Regretfully, exactly as you said, some operations are painful or impossible with it...
Exactly, I can not stress enough how hard it is to use Cassandra, and by extension probably any non-relational, database for data that is very relational...
Thanks a lot for the link to book and to your list of resources!
As a side note to this:
While microservice architecture ceased to be novelty for some years already. I rarely found project nowadays which doesn't utilize this approach. However You are very right, it seems to me. But not only because of themselves. Lot of troubles comes from fact that projects get new requirements and features over time. Monolithic architecture suffers from such extensions. Microservices also suffer from these extensions. With microservices it is just somewhat easier to do housekeeping, partial updates etc. But still no way to do things "very right - and from beginning" because at beginning we don't know what exactly would be "right" some time later. (my meek personal opinion)
I think I'd better try to come up with some good example instead of bewildering people with vague statements :) As this may take time I'll probably do this in separate post and drop a link here when I have it.
Thanks for this point!
Luke, here is my first attempt!
dev.to/rodiongork/rewrite-this-sql...
BTW great hairstyle. I feel envious!
Honestly, I'm not sure there is sensible benefit in this. Scala definitely failed to become "the language of the future". It will surely work, but considering memory consumption and the language being overcomplicated with unclear ideas of meeting Scala 3 - I personally won't be glad to undermine project from beginning.
Perhaps I should add post "how we killed the project with Scala" :) but it was recommender, which is somewhat different.
Which however sometimes can end up in great entanglement of dependencies between microservices, technically losing both separation and autonomy. But still microservice organization allows to keep order longer. :)
I usually can't draw hard line between monolith and microservices in real projects. Former monolith ones often get some satellite services and become more like set of microservices. On other hand in microservices structure often one or few become larger over years and resemble monolitic microservice :)
I personally don't really like the term NoSQL. What does it mean? "Everything else but SQL"? What is SQL then, anyway? Can we say that KSQL, Elasticserch SQL or Hive are SQL?
Instead, we can clearly classify database engines by their breed. Like, Cassandra is a key-value store, as well as Redis and DynamoDB. MongoDB is a document database. Elasticsearch is a document-oriented search database. MariaDB or PostgreSQL are RDBMSes.
After we have done this simple and way more precise classification, we can find out if the tool suits the job. Do you need queries? You'll have a hard time querying key-value stores. But it's very easy to query MongoDB, but you have to pay attention to your document schema. If you used ORMs before, you probably would be quite happy using MongoDB, unless you overuse relations between tables. Do you need to index and search a massive set of documents with somewhat loose schema? Then, you can try Elasticsearch or maybe even be happy with MongoDB full-text search, but no key-value store will ever provide you with such a capability.

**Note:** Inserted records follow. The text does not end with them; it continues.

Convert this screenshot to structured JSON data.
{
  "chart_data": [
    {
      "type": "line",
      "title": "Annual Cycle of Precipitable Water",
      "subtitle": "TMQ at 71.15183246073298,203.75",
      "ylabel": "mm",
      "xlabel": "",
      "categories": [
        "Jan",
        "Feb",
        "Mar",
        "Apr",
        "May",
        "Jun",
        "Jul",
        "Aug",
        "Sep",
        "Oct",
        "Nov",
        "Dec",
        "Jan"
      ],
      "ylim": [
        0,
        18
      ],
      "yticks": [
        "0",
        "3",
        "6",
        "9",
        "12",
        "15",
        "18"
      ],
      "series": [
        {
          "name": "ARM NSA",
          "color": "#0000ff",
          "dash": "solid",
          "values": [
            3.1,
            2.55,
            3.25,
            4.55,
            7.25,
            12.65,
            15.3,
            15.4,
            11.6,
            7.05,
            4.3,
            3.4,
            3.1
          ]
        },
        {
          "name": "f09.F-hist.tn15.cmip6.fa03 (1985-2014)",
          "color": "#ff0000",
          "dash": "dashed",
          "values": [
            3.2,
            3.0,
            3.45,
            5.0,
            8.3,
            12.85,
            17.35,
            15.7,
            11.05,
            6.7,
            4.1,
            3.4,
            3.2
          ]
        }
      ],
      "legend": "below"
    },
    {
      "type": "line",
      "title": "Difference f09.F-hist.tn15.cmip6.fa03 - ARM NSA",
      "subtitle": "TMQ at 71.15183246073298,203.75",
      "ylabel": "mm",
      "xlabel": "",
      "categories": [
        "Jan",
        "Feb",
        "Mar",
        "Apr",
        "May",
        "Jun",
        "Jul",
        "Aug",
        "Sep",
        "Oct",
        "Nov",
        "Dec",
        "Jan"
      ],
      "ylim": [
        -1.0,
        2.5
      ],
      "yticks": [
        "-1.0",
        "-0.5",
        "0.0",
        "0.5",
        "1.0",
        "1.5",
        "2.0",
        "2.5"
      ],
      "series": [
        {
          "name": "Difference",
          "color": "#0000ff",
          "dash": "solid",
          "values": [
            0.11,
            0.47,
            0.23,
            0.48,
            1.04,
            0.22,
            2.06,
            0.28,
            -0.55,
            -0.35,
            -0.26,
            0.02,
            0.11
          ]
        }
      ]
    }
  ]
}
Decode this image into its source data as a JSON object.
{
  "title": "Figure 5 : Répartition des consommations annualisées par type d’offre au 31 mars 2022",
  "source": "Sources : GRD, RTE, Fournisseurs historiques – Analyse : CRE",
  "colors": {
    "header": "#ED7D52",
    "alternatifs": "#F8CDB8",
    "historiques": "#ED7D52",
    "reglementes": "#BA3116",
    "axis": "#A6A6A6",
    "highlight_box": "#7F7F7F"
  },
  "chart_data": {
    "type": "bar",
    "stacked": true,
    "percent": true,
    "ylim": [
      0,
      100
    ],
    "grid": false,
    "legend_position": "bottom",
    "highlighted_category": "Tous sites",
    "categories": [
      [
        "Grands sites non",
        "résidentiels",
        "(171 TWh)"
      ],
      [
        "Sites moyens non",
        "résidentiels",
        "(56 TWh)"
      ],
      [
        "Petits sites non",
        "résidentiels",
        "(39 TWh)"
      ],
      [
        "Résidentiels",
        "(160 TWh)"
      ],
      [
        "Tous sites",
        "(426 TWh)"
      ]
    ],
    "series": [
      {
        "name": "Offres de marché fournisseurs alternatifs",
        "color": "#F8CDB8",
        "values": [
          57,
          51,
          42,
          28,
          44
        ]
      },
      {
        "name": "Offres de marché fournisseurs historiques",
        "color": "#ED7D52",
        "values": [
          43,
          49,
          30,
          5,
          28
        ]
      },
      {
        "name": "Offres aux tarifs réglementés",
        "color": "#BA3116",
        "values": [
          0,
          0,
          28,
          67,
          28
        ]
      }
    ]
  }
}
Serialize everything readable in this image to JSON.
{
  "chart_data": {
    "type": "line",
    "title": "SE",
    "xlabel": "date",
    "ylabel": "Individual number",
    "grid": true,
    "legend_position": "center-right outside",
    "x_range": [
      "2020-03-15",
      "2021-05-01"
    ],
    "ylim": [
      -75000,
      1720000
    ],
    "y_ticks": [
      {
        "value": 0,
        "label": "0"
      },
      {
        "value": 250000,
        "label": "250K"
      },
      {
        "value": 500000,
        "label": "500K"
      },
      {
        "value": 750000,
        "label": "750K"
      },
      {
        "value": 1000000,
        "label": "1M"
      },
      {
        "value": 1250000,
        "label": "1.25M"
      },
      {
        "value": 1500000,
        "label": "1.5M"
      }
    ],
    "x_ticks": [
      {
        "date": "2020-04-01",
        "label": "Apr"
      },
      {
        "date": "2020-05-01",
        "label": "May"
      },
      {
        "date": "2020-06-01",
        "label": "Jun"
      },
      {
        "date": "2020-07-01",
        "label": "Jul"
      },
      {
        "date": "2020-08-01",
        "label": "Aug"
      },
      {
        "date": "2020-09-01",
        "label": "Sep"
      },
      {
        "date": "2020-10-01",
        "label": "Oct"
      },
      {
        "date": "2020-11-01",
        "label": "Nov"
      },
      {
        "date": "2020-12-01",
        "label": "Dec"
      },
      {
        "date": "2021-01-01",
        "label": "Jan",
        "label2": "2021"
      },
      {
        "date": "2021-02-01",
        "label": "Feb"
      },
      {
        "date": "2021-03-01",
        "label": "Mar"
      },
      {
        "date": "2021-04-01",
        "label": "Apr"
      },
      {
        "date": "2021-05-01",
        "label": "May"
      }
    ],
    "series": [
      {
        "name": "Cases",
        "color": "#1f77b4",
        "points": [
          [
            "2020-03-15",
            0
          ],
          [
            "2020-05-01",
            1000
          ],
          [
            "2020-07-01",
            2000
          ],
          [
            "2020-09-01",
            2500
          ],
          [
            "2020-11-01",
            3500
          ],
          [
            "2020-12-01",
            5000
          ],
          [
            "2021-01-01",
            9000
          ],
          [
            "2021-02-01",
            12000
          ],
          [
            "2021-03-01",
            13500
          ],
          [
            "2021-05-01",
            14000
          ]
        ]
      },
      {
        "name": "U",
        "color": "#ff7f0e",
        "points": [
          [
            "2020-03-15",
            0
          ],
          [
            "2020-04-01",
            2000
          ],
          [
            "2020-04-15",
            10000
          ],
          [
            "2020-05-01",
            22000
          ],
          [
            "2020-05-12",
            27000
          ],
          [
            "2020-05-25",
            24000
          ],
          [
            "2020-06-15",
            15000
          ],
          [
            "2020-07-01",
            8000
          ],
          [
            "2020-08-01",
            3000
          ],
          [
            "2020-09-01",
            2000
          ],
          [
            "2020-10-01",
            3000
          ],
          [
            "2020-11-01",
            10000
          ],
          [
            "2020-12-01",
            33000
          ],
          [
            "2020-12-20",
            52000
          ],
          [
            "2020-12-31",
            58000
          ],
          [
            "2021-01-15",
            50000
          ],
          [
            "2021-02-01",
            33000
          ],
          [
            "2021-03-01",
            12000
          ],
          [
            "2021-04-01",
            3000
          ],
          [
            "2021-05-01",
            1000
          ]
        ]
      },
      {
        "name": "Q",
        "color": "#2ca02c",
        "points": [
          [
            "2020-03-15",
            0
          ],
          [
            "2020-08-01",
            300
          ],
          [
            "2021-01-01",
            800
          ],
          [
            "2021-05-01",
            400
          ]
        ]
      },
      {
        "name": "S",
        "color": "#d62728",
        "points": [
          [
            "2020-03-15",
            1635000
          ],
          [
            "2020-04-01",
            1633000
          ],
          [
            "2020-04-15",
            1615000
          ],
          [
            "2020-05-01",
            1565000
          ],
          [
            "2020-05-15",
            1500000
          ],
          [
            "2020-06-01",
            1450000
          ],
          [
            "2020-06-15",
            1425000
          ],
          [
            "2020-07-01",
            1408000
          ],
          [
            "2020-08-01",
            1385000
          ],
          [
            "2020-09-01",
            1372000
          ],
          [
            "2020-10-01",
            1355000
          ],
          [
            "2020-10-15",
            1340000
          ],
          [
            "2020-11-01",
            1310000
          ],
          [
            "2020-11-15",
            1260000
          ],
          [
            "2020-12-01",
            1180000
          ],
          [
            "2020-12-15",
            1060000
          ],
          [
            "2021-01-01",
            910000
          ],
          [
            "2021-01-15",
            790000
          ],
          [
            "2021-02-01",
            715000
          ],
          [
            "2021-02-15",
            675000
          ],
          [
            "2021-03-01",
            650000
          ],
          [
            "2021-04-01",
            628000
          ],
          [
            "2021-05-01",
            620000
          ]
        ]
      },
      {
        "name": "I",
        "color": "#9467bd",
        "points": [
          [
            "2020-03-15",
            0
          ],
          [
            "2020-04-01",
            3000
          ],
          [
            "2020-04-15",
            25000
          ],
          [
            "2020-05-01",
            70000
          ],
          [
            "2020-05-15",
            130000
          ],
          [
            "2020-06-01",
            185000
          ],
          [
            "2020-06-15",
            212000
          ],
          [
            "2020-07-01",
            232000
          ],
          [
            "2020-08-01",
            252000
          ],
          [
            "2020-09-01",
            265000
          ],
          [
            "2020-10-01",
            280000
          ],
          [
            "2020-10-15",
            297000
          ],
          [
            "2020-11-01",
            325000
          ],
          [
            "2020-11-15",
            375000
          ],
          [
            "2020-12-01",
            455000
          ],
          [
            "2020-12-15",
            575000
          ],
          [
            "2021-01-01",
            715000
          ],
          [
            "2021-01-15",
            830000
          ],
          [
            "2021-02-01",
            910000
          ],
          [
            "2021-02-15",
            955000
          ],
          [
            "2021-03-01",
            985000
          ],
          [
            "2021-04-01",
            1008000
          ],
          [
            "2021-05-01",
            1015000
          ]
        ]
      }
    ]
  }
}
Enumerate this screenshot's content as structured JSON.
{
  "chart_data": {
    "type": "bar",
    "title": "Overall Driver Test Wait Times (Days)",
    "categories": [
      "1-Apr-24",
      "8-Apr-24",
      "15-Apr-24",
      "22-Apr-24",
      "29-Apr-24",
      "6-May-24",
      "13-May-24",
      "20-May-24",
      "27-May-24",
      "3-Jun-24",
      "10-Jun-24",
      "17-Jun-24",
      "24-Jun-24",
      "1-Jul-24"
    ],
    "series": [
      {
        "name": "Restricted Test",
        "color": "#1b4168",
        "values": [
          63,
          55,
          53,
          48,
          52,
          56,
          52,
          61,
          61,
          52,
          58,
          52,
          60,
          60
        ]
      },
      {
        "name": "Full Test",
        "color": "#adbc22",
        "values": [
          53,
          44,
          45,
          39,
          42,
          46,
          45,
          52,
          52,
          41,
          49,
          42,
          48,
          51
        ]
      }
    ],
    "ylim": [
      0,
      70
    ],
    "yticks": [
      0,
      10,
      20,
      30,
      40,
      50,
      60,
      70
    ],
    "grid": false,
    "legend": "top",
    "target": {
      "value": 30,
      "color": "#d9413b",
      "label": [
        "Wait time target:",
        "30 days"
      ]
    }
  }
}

You can still combine the high transaction throughput of Cassandra with a queryable model by making change-feed processing, projecting data from Cassandra to another database that has better support for queries. In that case, you will have to deal with some eventual consistency but it might be a tradeoff that is acceptable.
My point here is: please don't fall to a trap of "SQL vs NoSQL" discussion. These terms are vague and bias-prone. Sometimes saying "I could do it with SQL in 5 minutes" mean "I know how to do it with PostgreSQL in five minutes, maybe using Oracle will take me an hour, and with MongoDB, it will take 30 minutes but it will be easier to maintain. And there's no way I can use Redis". Such a reasoning has much more value.